Çeşitli nedenlerle açmaza düşen çok kişi de soluklanma fırsatı bulurdu.
Boşa dememişler “seçim ayı, geçim ayı'' diye.
Kural değişmedi.
Sandığa giden yolda, muhalefetin “transfer hamlesi'' ile hesaplar bozulunca, iktidar kanadı “B'' planını devreye soktu.
Kesenin ağzını açtı.
Bol kepçe ikramlar başladı;
-Vergi borçlarına yapılandırma,
-Para cezalarına af nitelikli düzenleme,
-Emekliye yılda iki ikramiye,
- Tüccara stok affı.
-Üniversite ile ilişiği kesilen öğrenciye eğitime yeniden devam hakkı,
-İmar sorunu olan 13 bin yapıya af,
-Hazine arazisi kullanan çiftçiye satın alma hakkı.
Bakalım bu zengin menünün seçim sandığına yansıması nasıl olacak?
Kararsız, ya da muhalif görünen kesimin bir bölümü, sunulan ikrama “eyvallah'' deyip oyunu iktidar partisinden yana mı kullanacak?

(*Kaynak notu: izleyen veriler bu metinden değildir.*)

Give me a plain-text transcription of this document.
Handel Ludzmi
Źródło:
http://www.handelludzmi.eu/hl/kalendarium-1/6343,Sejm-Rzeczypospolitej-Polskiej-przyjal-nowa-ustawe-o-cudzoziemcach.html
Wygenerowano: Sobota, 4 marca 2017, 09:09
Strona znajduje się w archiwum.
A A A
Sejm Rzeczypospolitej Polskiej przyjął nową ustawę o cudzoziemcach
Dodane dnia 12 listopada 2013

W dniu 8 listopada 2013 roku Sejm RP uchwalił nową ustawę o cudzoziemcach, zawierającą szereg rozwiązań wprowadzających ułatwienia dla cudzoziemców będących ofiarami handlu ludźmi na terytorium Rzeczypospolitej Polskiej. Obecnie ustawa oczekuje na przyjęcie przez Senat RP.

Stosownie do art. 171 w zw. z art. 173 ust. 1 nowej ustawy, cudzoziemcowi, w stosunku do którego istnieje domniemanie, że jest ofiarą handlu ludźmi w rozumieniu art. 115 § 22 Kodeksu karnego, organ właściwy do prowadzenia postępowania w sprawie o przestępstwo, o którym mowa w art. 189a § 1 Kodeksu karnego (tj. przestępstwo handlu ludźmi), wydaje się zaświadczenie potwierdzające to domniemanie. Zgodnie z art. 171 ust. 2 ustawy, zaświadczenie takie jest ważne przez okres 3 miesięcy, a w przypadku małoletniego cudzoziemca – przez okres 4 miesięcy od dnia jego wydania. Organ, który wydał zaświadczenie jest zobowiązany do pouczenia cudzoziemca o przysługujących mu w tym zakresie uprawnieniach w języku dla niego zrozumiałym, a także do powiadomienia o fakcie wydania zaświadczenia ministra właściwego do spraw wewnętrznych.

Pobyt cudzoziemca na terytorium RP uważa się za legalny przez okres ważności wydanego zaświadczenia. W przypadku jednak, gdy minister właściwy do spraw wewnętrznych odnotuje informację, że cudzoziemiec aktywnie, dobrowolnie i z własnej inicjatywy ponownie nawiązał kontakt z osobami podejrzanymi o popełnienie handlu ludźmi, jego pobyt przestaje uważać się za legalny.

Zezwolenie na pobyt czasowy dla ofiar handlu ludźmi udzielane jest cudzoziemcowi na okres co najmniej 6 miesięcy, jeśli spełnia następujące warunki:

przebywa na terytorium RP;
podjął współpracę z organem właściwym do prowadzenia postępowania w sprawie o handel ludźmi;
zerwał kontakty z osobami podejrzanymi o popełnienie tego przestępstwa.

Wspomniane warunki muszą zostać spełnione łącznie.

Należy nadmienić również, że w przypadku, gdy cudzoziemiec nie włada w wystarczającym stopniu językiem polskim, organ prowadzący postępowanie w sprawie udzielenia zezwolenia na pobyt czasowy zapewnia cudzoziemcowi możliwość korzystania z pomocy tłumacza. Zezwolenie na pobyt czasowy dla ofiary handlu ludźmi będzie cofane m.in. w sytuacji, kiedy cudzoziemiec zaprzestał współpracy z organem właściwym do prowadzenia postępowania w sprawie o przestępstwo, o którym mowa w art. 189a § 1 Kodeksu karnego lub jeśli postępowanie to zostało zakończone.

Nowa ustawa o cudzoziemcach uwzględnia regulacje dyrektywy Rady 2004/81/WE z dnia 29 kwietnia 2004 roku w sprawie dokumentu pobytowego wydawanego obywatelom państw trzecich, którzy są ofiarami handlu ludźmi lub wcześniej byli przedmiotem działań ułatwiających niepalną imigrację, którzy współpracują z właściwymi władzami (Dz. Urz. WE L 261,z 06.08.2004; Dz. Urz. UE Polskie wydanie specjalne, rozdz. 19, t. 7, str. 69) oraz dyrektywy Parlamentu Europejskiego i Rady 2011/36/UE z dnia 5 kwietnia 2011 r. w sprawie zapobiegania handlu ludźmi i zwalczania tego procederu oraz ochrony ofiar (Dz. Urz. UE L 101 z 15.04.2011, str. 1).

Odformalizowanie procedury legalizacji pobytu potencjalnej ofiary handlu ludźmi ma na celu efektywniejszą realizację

Yoksa hem ikramdan yararlanıp, hem de muhalefeti destekleme yolunu mu seçecek?
Seçim ekonomileri bugüne kadar hep iktidar partilerine oy getirdi.
Ya da oy kaybının en düşük seviyede tutulmasını sağladı.
Ancak, sonuçta karamsar bir ekonomik tabloya da davetiye çıkardı.
Şimdi 24 milyar liralık bir paket söz konusu.
Geri dönüşün adresi yine dar gelirliler olacaksa kötü.
İşçinin, emeklinin, memurun maaşlarında her yıl periyodik olarak yapılan mini artışlar, iğneden ipliğe gelen zamlarla çoktan eridi bile.
Hatta vaat paketinde yer alan emekliye Ramazan ve kurban bayramları öncesinde verilecek bin liralık ikramiye bile döviz kurlarındaki artış nedeniyle şimdiden kayba uğradı.
Sandıktan çıkacak sonuç şimdiden bilinmez ama
Dileyelim de dar gelirliler, emekliler sunulan ikramı aldıklarına bin pişman olmasın.
Kaşıkla verilen, kepçeyle geri alınmasın.